Voor vier specials van Vinger Aan De Pols zocht Ria Bremer patiënten van toen op. Ze ontmoette Anjo die in 1985 aan leukemie leed en een beenmergdonor nodig had; daarvoor werd een zusje geboren.
Op basis waarvan heb je een selectie gemaakt van patiënten uit Vinger Aan De Pols die je wilde terugzien?
„Ik heb honderden uren archiefmateriaal bekeken. Uiteindelijk kwam ik vooral terecht bij kinderen. Omdat de kans groter is dat zij zo veel jaar na dato nog leven. En omdat ik niet alleen een programma wilde maken over ‘hoe gaat het nu met...’, maar vooral ook de medische ontwikkeling wilde laten zien. Wat zou er gebeuren als datzelfde kind nú bij een dokter of specialist terecht zou komen? Aan de hand van persoonlijke verhalen kan ik duidelijk maken dat er echt grote stappen worden gezet.”
Was iedereen die je vroeg voor de specials bereid om mee te werken?
„Eigenlijk wel. Ze vinden het fijn om te vertellen dat het goed met ze gaat. En het scheelt dat ik iedereen persoonlijk belde. Ook indertijd heb ik altijd geprobeerd zorgvuldig en met gepaste aandacht te werken. Voor een van de uitzendingen ontmoette ik drie mensen die ik in 1986 sprak tijdens een zeilkamp voor kinderen met kanker. Ze stonden op me te wachten met een bloemetje. Ik voelde me net de koningin. Dat zegt wel hoe warm ons contact was. Kinderen met kanker kregen in die tijd heel zware behandelingen. Nu vertellen ze over de gevolgen daarvan op latere leeftijd, zoals hartfalen, nieuwe tumoren, problemen met nieren en longen.”

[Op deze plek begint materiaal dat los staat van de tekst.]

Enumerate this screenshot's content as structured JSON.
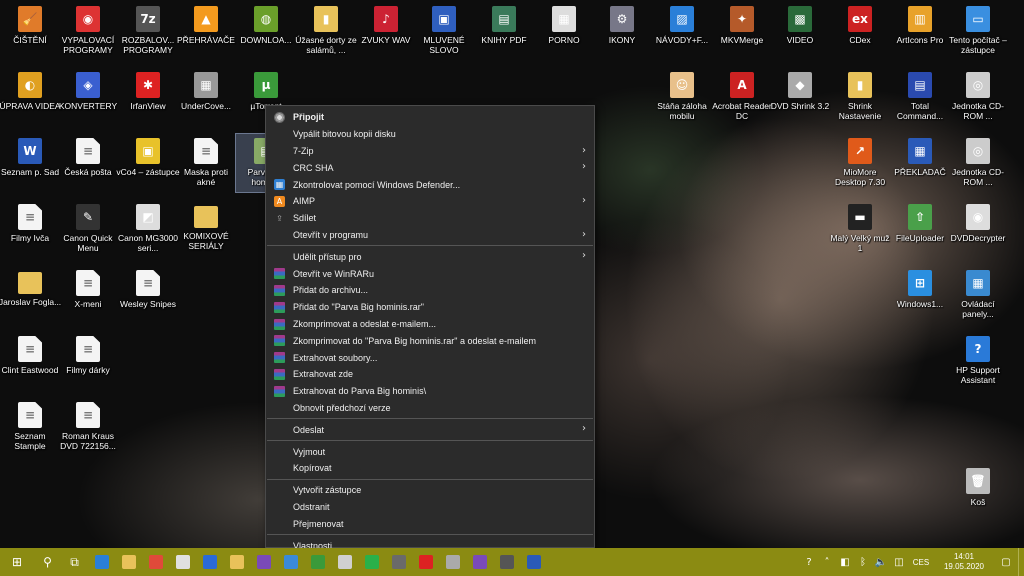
{
  "desktop": {
    "icons": [
      {
        "label": "ČIŠTĚNÍ",
        "color": "#e07b2a",
        "glyph": "🧹"
      },
      {
        "label": "VYPALOVACÍ PROGRAMY",
        "color": "#d33",
        "glyph": "◉"
      },
      {
        "label": "ROZBALOV... PROGRAMY",
        "color": "#555",
        "glyph": "7z"
      },
      {
        "label": "PŘEHRÁVAČE",
        "color": "#f39a1e",
        "glyph": "▲"
      },
      {
        "label": "DOWNLOA...",
        "color": "#6a9f2a",
        "glyph": "◍"
      },
      {
        "label": "Úžasné dorty ze salámů, ...",
        "color": "#e8c25a",
        "glyph": "▮"
      },
      {
        "label": "ZVUKY WAV",
        "color": "#c23",
        "glyph": "♪"
      },
      {
        "label": "MLUVENÉ SLOVO",
        "color": "#2f5fbf",
        "glyph": "▣"
      },
      {
        "label": "KNIHY PDF",
        "color": "#3a7a5a",
        "glyph": "▤"
      },
      {
        "label": "PORNO",
        "color": "#ddd",
        "glyph": "▦"
      },
      {
        "label": "IKONY",
        "color": "#778",
        "glyph": "⚙"
      },
      {
        "label": "NÁVODY+F...",
        "color": "#2a7fd8",
        "glyph": "▨"
      },
      {
        "label": "MKVMerge",
        "color": "#b55a2a",
        "glyph": "✦"
      },
      {
        "label": "VIDEO",
        "color": "#2a6a3a",
        "glyph": "▩"
      },
      {
        "label": "CDex",
        "color": "#c22",
        "glyph": "ex"
      },
      {
        "label": "ArtIcons Pro",
        "color": "#e8a22a",
        "glyph": "▥"
      },
      {
        "label": "Tento počítač – zástupce",
        "color": "#3a8fe0",
        "glyph": "▭"
      },
      {
        "label": "ÚPRAVA VIDEA",
        "color": "#e0a020",
        "glyph": "◐"
      },
      {
        "label": "KONVERTERY",
        "color": "#3a5fd0",
        "glyph": "◈"
      },
      {
        "label": "IrfanView",
        "color": "#d22",
        "glyph": "✱"
      },
      {
        "label": "UnderCove...",
        "color": "#999",
        "glyph": "▦"
      },
      {
        "label": "µTorrent",
        "color": "#3a9a3a",
        "glyph": "µ"
      },
      {
        "label": "Stáňa záloha mobilu",
        "color": "#e8c08a",
        "glyph": "☺"
      },
      {
        "label": "Acrobat Reader DC",
        "color": "#c22",
        "glyph": "A"
      },
      {
        "label": "DVD Shrink 3.2",
        "color": "#aaa",
        "glyph": "◆"
      },
      {
        "label": "Shrink Nastavenie",
        "color": "#e8c25a",
        "glyph": "▮"
      },
      {
        "label": "Total Command...",
        "color": "#2a4ab0",
        "glyph": "▤"
      },
      {
        "label": "Jednotka CD-ROM ...",
        "color": "#ccc",
        "glyph": "◎"
      },
      {
        "label": "Seznam p. Sad",
        "color": "#2a5ab8",
        "glyph": "W"
      },
      {
        "label": "Česká pošta",
        "color": "",
        "glyph": ""
      },
      {
        "label": "vCo4 – zástupce",
        "color": "#e8c22a",
        "glyph": "▣"
      },
      {
        "label": "Maska proti akné",
        "color": "",
        "glyph": ""
      },
      {
        "label": "Parva Big hominis",
        "color": "#8a6",
        "glyph": "▤"
      },
      {
        "label": "MioMore Desktop 7.30",
        "color": "#e05a1a",
        "glyph": "↗"
      },
      {
        "label": "PŘEKLADAČ",
        "color": "#2a5ab8",
        "glyph": "▦"
      },
      {
        "label": "Jednotka CD-ROM ...",
        "color": "#ccc",
        "glyph": "◎"
      },
      {
        "label": "Filmy Ivča",
        "color": "",
        "glyph": ""
      },
      {
        "label": "Canon Quick Menu",
        "color": "#333",
        "glyph": "✎"
      },
      {
        "label": "Canon MG3000 seri...",
        "color": "#ddd",
        "glyph": "◩"
      },
      {
        "label": "KOMIXOVÉ SERIÁLY",
        "color": "",
        "glyph": ""
      },
      {
        "label": "Malý Velký muž 1",
        "color": "#222",
        "glyph": "▬"
      },
      {
        "label": "FileUploader",
        "color": "#4aa04a",
        "glyph": "⇧"
      },
      {
        "label": "DVDDecrypter",
        "color": "#ddd",
        "glyph": "◉"
      },
      {
        "label": "Jaroslav Fogla...",
        "color": "",
        "glyph": ""
      },
      {
        "label": "X-meni",
        "color": "",
        "glyph": ""
      },
      {
        "label": "Wesley Snipes",
        "color": "",
        "glyph": ""
      },
      {
        "label": "Windows1...",
        "color": "#2a8fe0",
        "glyph": "⊞"
      },
      {
        "label": "Ovládací panely...",
        "color": "#3a8ad0",
        "glyph": "▦"
      },
      {
        "label": "Clint Eastwood",
        "color": "",
        "glyph": ""
      },
      {
        "label": "Filmy dárky",
        "color": "",
        "glyph": ""
      },
      {
        "label": "HP Support Assistant",
        "color": "#2a7ad8",
        "glyph": "?"
      },
      {
        "label": "Seznam Stample",
        "color": "",
        "glyph": ""
      },
      {
        "label": "Roman Kraus DVD 722156...",
        "color": "",
        "glyph": ""
      },
      {
        "label": "Koš",
        "color": "#bbb",
        "glyph": "🗑"
      }
    ]
  },
  "context_menu": {
    "items": [
      {
        "type": "item",
        "label": "Připojit",
        "bold": true,
        "icon": "disc-icon",
        "arrow": false
      },
      {
        "type": "item",
        "label": "Vypálit bitovou kopii disku",
        "arrow": false
      },
      {
        "type": "item",
        "label": "7-Zip",
        "arrow": true
      },
      {
        "type": "item",
        "label": "CRC SHA",
        "arrow": true
      },
      {
        "type": "item",
        "label": "Zkontrolovat pomocí Windows Defender...",
        "icon": "shield-icon",
        "arrow": false
      },
      {
        "type": "item",
        "label": "AIMP",
        "icon": "aimp-icon",
        "arrow": true
      },
      {
        "type": "item",
        "label": "Sdílet",
        "icon": "share-icon",
        "arrow": false
      },
      {
        "type": "item",
        "label": "Otevřít v programu",
        "arrow": true
      },
      {
        "type": "sep"
      },
      {
        "type": "item",
        "label": "Udělit přístup pro",
        "arrow": true
      },
      {
        "type": "item",
        "label": "Otevřít ve WinRARu",
        "icon": "winrar-icon",
        "arrow": false
      },
      {
        "type": "item",
        "label": "Přidat do archivu...",
        "icon": "winrar-icon",
        "arrow": false
      },
      {
        "type": "item",
        "label": "Přidat do \"Parva Big hominis.rar\"",
        "icon": "winrar-icon",
        "arrow": false
      },
      {
        "type": "item",
        "label": "Zkomprimovat a odeslat e-mailem...",
        "icon": "winrar-icon",
        "arrow": false
      },
      {
        "type": "item",
        "label": "Zkomprimovat do \"Parva Big hominis.rar\" a odeslat e-mailem",
        "icon": "winrar-icon",
        "arrow": false
      },
      {
        "type": "item",
        "label": "Extrahovat soubory...",
        "icon": "winrar-icon",
        "arrow": false
      },
      {
        "type": "item",
        "label": "Extrahovat zde",
        "icon": "winrar-icon",
        "arrow": false
      },
      {
        "type": "item",
        "label": "Extrahovat do Parva Big hominis\\",
        "icon": "winrar-icon",
        "arrow": false
      },
      {
        "type": "item",
        "label": "Obnovit předchozí verze",
        "arrow": false
      },
      {
        "type": "sep"
      },
      {
        "type": "item",
        "label": "Odeslat",
        "arrow": true
      },
      {
        "type": "sep"
      },
      {
        "type": "item",
        "label": "Vyjmout",
        "arrow": false
      },
      {
        "type": "item",
        "label": "Kopírovat",
        "arrow": false
      },
      {
        "type": "sep"
      },
      {
        "type": "item",
        "label": "Vytvořit zástupce",
        "arrow": false
      },
      {
        "type": "item",
        "label": "Odstranit",
        "arrow": false
      },
      {
        "type": "item",
        "label": "Přejmenovat",
        "arrow": false
      },
      {
        "type": "sep"
      },
      {
        "type": "item",
        "label": "Vlastnosti",
        "arrow": false
      }
    ]
  },
  "annotation": {
    "color": "#e01b1b"
  },
  "taskbar": {
    "color": "#8b8b12",
    "apps": [
      {
        "name": "start-icon",
        "glyph": "⊞"
      },
      {
        "name": "search-icon",
        "glyph": "⚲"
      },
      {
        "name": "task-view-icon",
        "glyph": "⧉"
      },
      {
        "name": "edge-icon",
        "color": "#2a7fd8"
      },
      {
        "name": "explorer-icon",
        "color": "#e8c25a"
      },
      {
        "name": "chrome-icon",
        "color": "#e04a3a"
      },
      {
        "name": "store-icon",
        "color": "#e0e0e0"
      },
      {
        "name": "mail-icon",
        "color": "#2a6ad8"
      },
      {
        "name": "explorer-folder-icon",
        "color": "#e8c25a"
      },
      {
        "name": "download-icon",
        "color": "#7a4ab8"
      },
      {
        "name": "media-icon",
        "color": "#3a8ad8"
      },
      {
        "name": "utorrent-icon",
        "color": "#3a9a3a"
      },
      {
        "name": "app-icon",
        "color": "#d0d0d0"
      },
      {
        "name": "whatsapp-icon",
        "color": "#2ab04a"
      },
      {
        "name": "settings-icon",
        "color": "#6a6a6a"
      },
      {
        "name": "cdex-icon",
        "color": "#d22"
      },
      {
        "name": "app-icon-2",
        "color": "#aaa"
      },
      {
        "name": "downloader-icon",
        "color": "#7a4ab8"
      },
      {
        "name": "app-icon-3",
        "color": "#555"
      },
      {
        "name": "word-icon",
        "color": "#2a5ab8"
      }
    ],
    "tray": {
      "language": "CES",
      "time": "14:01",
      "date": "19.05.2020"
    }
  }
}
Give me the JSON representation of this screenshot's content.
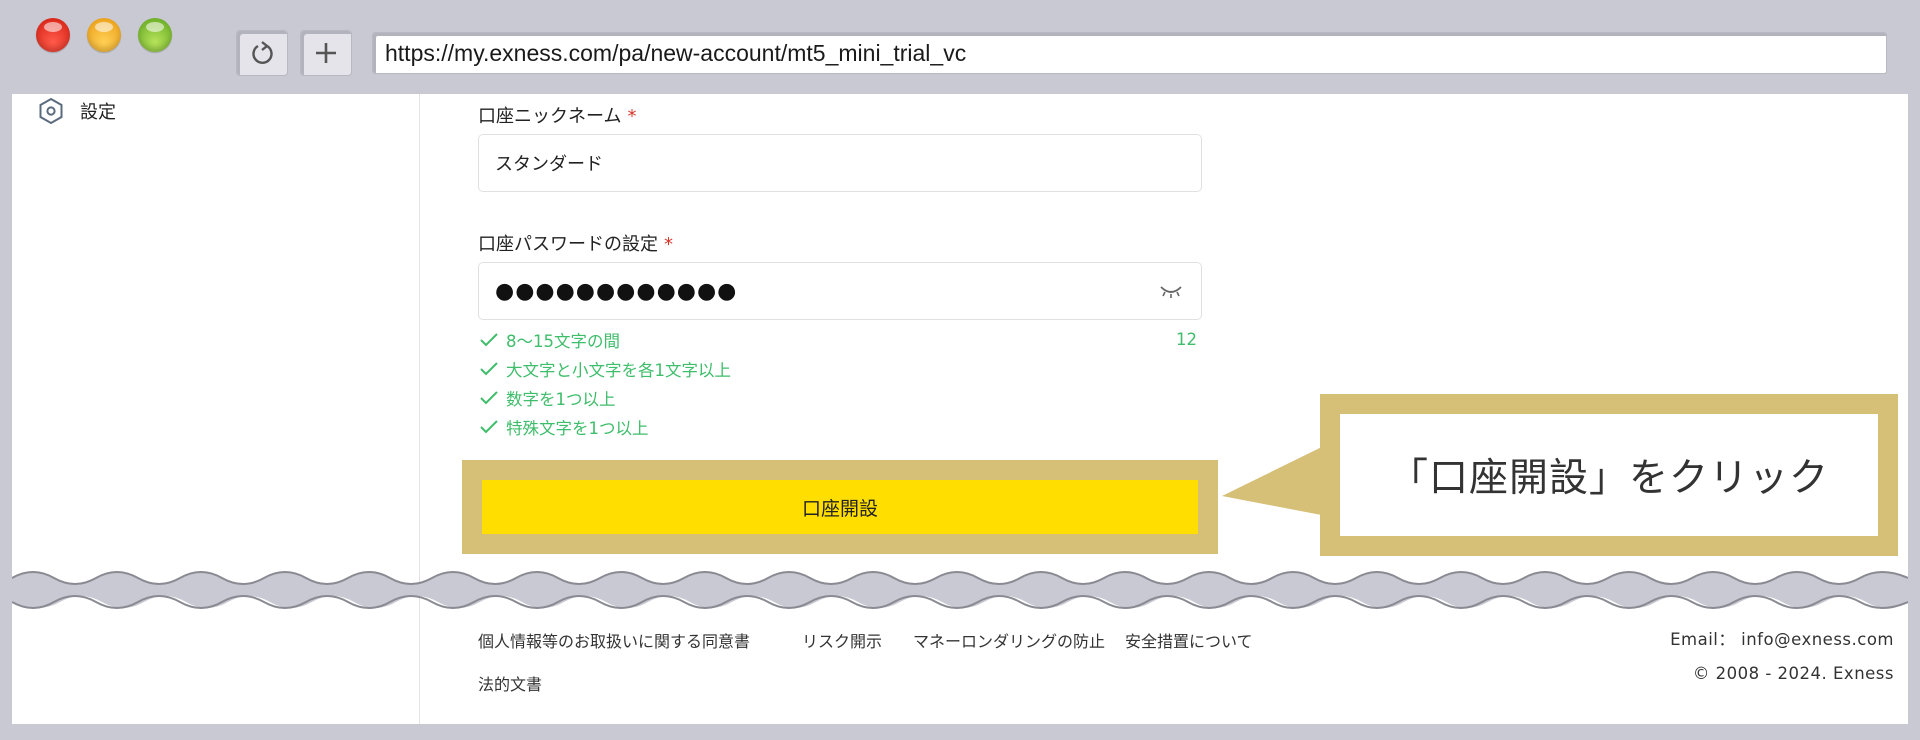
{
  "browser": {
    "url": "https://my.exness.com/pa/new-account/mt5_mini_trial_vc",
    "reload_icon": "reload-icon",
    "new_tab_icon": "plus-icon"
  },
  "sidebar": {
    "items": [
      {
        "label": "設定",
        "icon": "settings-hexagon-icon"
      }
    ]
  },
  "form": {
    "nickname": {
      "label": "口座ニックネーム",
      "required_mark": "*",
      "value": "スタンダード"
    },
    "password": {
      "label": "口座パスワードの設定",
      "required_mark": "*",
      "masked_value": "●●●●●●●●●●●●",
      "length_counter": "12",
      "toggle_icon": "eye-closed-icon",
      "rules": [
        "8～15文字の間",
        "大文字と小文字を各1文字以上",
        "数字を1つ以上",
        "特殊文字を1つ以上"
      ]
    },
    "submit_label": "口座開設"
  },
  "callout": {
    "text": "「口座開設」をクリック"
  },
  "footer": {
    "links": [
      "個人情報等のお取扱いに関する同意書",
      "リスク開示",
      "マネーロンダリングの防止",
      "安全措置について"
    ],
    "legal": "法的文書",
    "email": "Email： info@exness.com",
    "copyright": "© 2008 - 2024. Exness"
  },
  "colors": {
    "accent_button": "#ffde00",
    "callout_frame": "#d6bf76",
    "success_green": "#3ebd6a",
    "required_red": "#d9342b",
    "chrome_gray": "#c9c9d3"
  }
}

Vond je het niet confronterend om mensen te benaderen?
„Vaak wel. Als je mensen belt die destijds ernstig ziek waren en wilt vragen hoe het verder met ze is gegaan, houd je er rekening mee dat het fout kan zijn gelopen. Gelukkig bleken de hoofdpersonen die ik zocht allemaal nog te leven. Maar ik hoorde wel dat anderen die ik toen heb ontmoet met dezelfde ziekte er niet meer zijn.”
Hoe hield je destijds je emoties onder controle toen je Vinger Aan De Pols (1980-2001) maakte?
„Toen ik begon in de medische hoek ontmoette ik de inmiddels overleden Amsterdamse kinderoncoloog Tom Voûte. Hij zei: ‘Je moet afstand nemen. Als ik het ziekenhuis verlaat, stop ik mijn gevoelens als het ware in een luikje en doe het deurtje dicht. Dat gaat pas weer open als ik de volgende dag weer het ziekenhuis in loop.’ Dat is me altijd bijgebleven. Ik heb dus geprobeerd er niet aan te blijven denken. Dat lukte heus niet altijd, maar het hielp wel.”